Anders wartete darauf, dass der Spuk ein Ende nahm, dass alles wieder war wie vorher, jedoch vergeblich, die Stunden vergingen, und irgendwann wurde ihm klar, dass man ihn bestohlen hatte, dass er Opfer eines Verbrechens geworden war, das ihm immer schrecklicher erschien, weil es ihm alles genommen hatte, sogar ihn selbst, denn wie konnte er jetzt noch behaupten, Anders zu sein, wie konnte er Anders sein, wo ihm dieser andere Mann entgegenstarrte, aus dem Handy und im Spiegel, dabei versuchte er ja schon, nicht ständig nachzusehen, tat es dann aber doch, nur um erneut mit seinem Elend konfrontiert zu werden, und selbst wenn er es nicht tat, entkam er doch dem Anblick seiner dunklen Arme und Hände nicht, was ihn umso mehr erschreckte, als er sie zwar jetzt unter Kontrolle hatte, es aber keine Garantie gab, dass dies so bleiben würde, und er war nicht sicher, ob die Vorstellung, erwürgt zu werden, die ihm wie eine böse Ahnung immer wieder durch den Kopf schoss, ihm Angst machte oder ob es genau das war, was er wollte.
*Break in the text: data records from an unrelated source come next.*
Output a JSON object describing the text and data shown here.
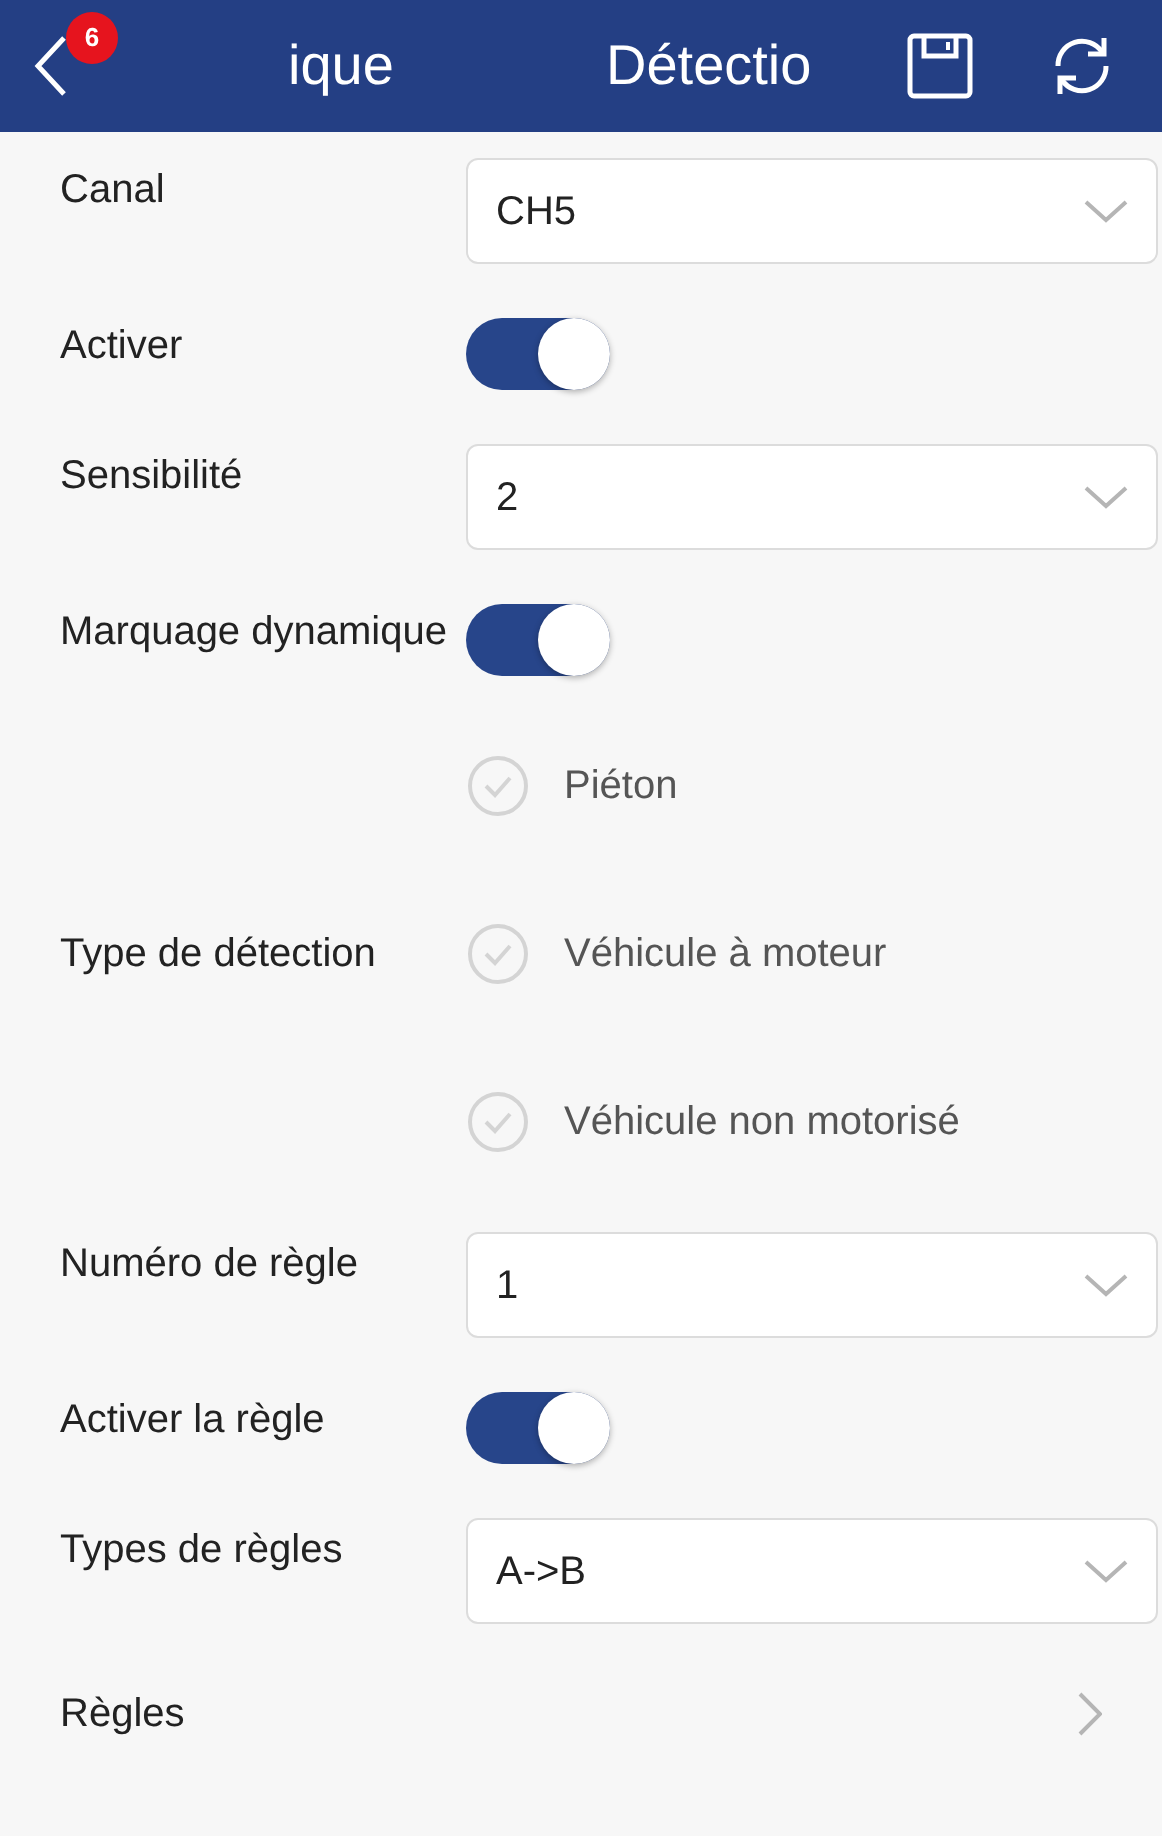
{
  "header": {
    "badge": "6",
    "tabs": [
      "ique",
      "Détectio"
    ]
  },
  "rows": [
    {
      "kind": "select",
      "label": "Canal",
      "value": "CH5"
    },
    {
      "kind": "toggle",
      "label": "Activer",
      "on": true
    },
    {
      "kind": "select",
      "label": "Sensibilité",
      "value": "2"
    },
    {
      "kind": "toggle",
      "label": "Marquage dynamique",
      "on": true
    },
    {
      "kind": "checks",
      "label": "Type de détection",
      "options": [
        {
          "label": "Piéton",
          "checked": false
        },
        {
          "label": "Véhicule à moteur",
          "checked": false
        },
        {
          "label": "Véhicule non motorisé",
          "checked": false
        }
      ]
    },
    {
      "kind": "select",
      "label": "Numéro de règle",
      "value": "1"
    },
    {
      "kind": "toggle",
      "label": "Activer la règle",
      "on": true
    },
    {
      "kind": "select",
      "label": "Types de règles",
      "value": "A->B"
    },
    {
      "kind": "link",
      "label": "Règles"
    }
  ]
}
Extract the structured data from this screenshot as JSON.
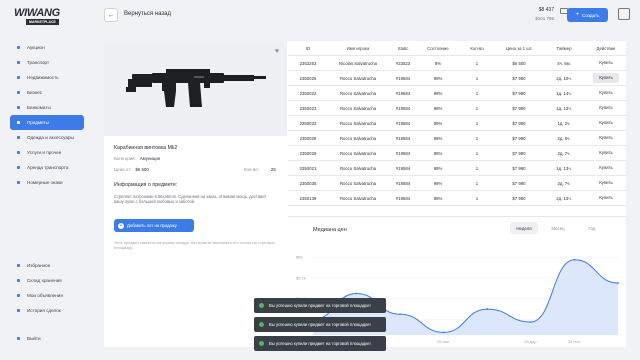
{
  "logo": {
    "main": "WIWANG",
    "sub": "MARKETPLACE"
  },
  "sidebar": {
    "items": [
      {
        "label": "Аукцион"
      },
      {
        "label": "Транспорт"
      },
      {
        "label": "Недвижимость"
      },
      {
        "label": "Бизнес"
      },
      {
        "label": "Банкоматы"
      },
      {
        "label": "Предметы",
        "active": true
      },
      {
        "label": "Одежда и аксессуары"
      },
      {
        "label": "Услуги и прочее"
      },
      {
        "label": "Аренда транспорта"
      },
      {
        "label": "Номерные знаки"
      }
    ],
    "bottom": [
      {
        "label": "Избранное"
      },
      {
        "label": "Склад хранения"
      },
      {
        "label": "Мои объявления"
      },
      {
        "label": "История сделок"
      }
    ],
    "logout": "Выйти"
  },
  "header": {
    "back_label": "Вернуться назад",
    "balance_main": "$8 437",
    "balance_sub": "$101 795",
    "create_label": "Создать"
  },
  "item": {
    "title": "Карабинная винтовка Mk2",
    "category_label": "Категория:",
    "category_value": "Амуниция",
    "price_label": "Цена от:",
    "price_value": "$6 500",
    "qty_label": "Кол-во:",
    "qty_value": "25",
    "desc_heading": "Информация о предмете:",
    "desc_text": "Стреляет патронами 5.56x45mm. Сделанная на заказ, отжимая мощь, доставит вашу пулю с большей любовью и заботой.",
    "add_button": "Добавить лот на продажу",
    "note": "Этот предмет имеется на вашем складе. Вы можете выставить его лотом на торговую площадку."
  },
  "table": {
    "headers": [
      "ID",
      "Имя игрока",
      "Static",
      "Состояние",
      "Кол-во",
      "Цена за 1 шт.",
      "Таймер",
      "Действие"
    ],
    "rows": [
      {
        "id": "2353263",
        "name": "Nicolas Salvatrucha",
        "static": "#23523",
        "state": "8%",
        "qty": "1",
        "price": "$6 500",
        "timer": "4ч. 6м.",
        "action": "Купить"
      },
      {
        "id": "2350026",
        "name": "Rocco Salvatrucha",
        "static": "#19584",
        "state": "99%",
        "qty": "1",
        "price": "$7 990",
        "timer": "2д. 10ч.",
        "action": "Купить",
        "hl": true
      },
      {
        "id": "2350022",
        "name": "Rocco Salvatrucha",
        "static": "#19584",
        "state": "98%",
        "qty": "1",
        "price": "$7 990",
        "timer": "1д. 14ч.",
        "action": "Купить"
      },
      {
        "id": "2350023",
        "name": "Rocco Salvatrucha",
        "static": "#19584",
        "state": "98%",
        "qty": "1",
        "price": "$7 990",
        "timer": "1д. 13ч.",
        "action": "Купить"
      },
      {
        "id": "2350033",
        "name": "Rocco Salvatrucha",
        "static": "#19584",
        "state": "98%",
        "qty": "1",
        "price": "$7 990",
        "timer": "1д. 2ч.",
        "action": "Купить"
      },
      {
        "id": "2350028",
        "name": "Rocco Salvatrucha",
        "static": "#19584",
        "state": "98%",
        "qty": "1",
        "price": "$7 990",
        "timer": "2д. 6ч.",
        "action": "Купить"
      },
      {
        "id": "2350029",
        "name": "Rocco Salvatrucha",
        "static": "#19584",
        "state": "98%",
        "qty": "1",
        "price": "$7 990",
        "timer": "2д. 7ч.",
        "action": "Купить"
      },
      {
        "id": "2350021",
        "name": "Rocco Salvatrucha",
        "static": "#19584",
        "state": "98%",
        "qty": "1",
        "price": "$7 990",
        "timer": "1д. 13ч.",
        "action": "Купить"
      },
      {
        "id": "2350035",
        "name": "Rocco Salvatrucha",
        "static": "#19584",
        "state": "98%",
        "qty": "1",
        "price": "$7 990",
        "timer": "2д. 7ч.",
        "action": "Купить"
      },
      {
        "id": "2350139",
        "name": "Rocco Salvatrucha",
        "static": "#19584",
        "state": "98%",
        "qty": "1",
        "price": "$7 990",
        "timer": "2д. 13ч.",
        "action": "Купить"
      }
    ]
  },
  "chart": {
    "title": "Медиана цен",
    "tabs": [
      "Неделя",
      "Месяц",
      "Год"
    ]
  },
  "chart_data": {
    "type": "area",
    "x": [
      "01 Mar",
      "",
      "",
      "29 пол.",
      "",
      "28 дор.",
      "28 пол.",
      ""
    ],
    "values": [
      3.6,
      4.6,
      3.8,
      3.1,
      4.0,
      3.5,
      5.9,
      5.0
    ],
    "yticks": [
      "$6k",
      "$5.2k",
      "$4.4k",
      "$3.6k"
    ],
    "ylim": [
      3.0,
      6.2
    ],
    "line_color": "#3d7be8",
    "fill_color": "#dce7fb"
  },
  "toasts": [
    "Вы успешно купили предмет на торговой площадке!",
    "Вы успешно купили предмет на торговой площадке!",
    "Вы успешно купили предмет на торговой площадке!"
  ]
}
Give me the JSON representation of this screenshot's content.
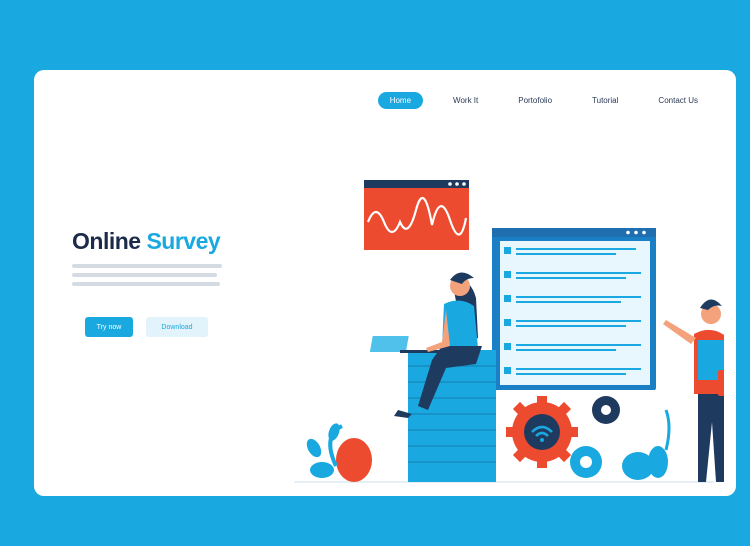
{
  "nav": {
    "items": [
      {
        "label": "Home",
        "active": true
      },
      {
        "label": "Work It",
        "active": false
      },
      {
        "label": "Portofolio",
        "active": false
      },
      {
        "label": "Tutorial",
        "active": false
      },
      {
        "label": "Contact Us",
        "active": false
      }
    ]
  },
  "hero": {
    "title_main": "Online",
    "title_accent": "Survey",
    "try_button": "Try now",
    "download_button": "Download"
  },
  "colors": {
    "background": "#19a9e0",
    "accent": "#19a9e0",
    "title": "#1c2b4a",
    "chart_red": "#ec4b2f",
    "navy": "#1f3a5f"
  },
  "icons": [
    "wave-chart-icon",
    "survey-form-icon",
    "wifi-gear-icon",
    "laptop-icon",
    "plant-icon"
  ]
}
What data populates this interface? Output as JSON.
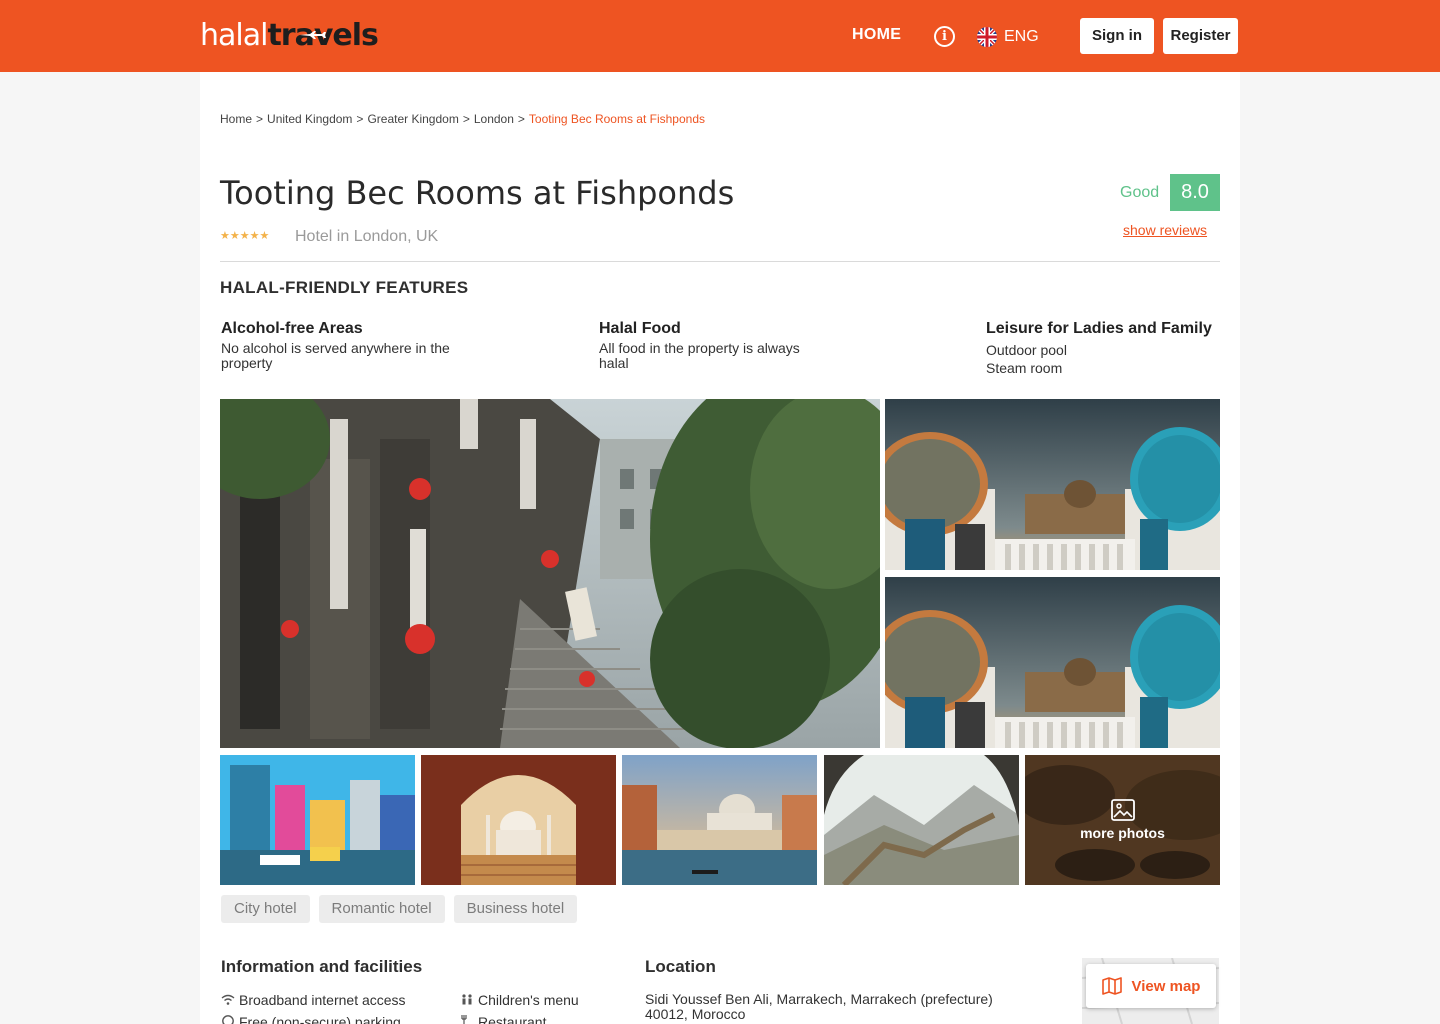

Ohne jeden Appetit versuchte er, ein Sandwich zu essen und möglichst ruhig und gelassen zu bleiben, bestimmt würde alles gut werden, sagte er sich, allerdings nicht sehr überzeugt. Er hätte gern geglaubt, sich irgendwie zurückverwandeln oder geheilt werden zu können, bezweifelte es aber jetzt schon, und als er sich fragte, ob er sich das alles vielleicht nur einbildete, und es testete, indem er ein Foto von sich machte und in ein digitales Album packte, konnte der Algorithmus, der bisher immer so sicher und zuverlässig seinen Namen vorgeschlagen hatte, ihn nicht identifizieren.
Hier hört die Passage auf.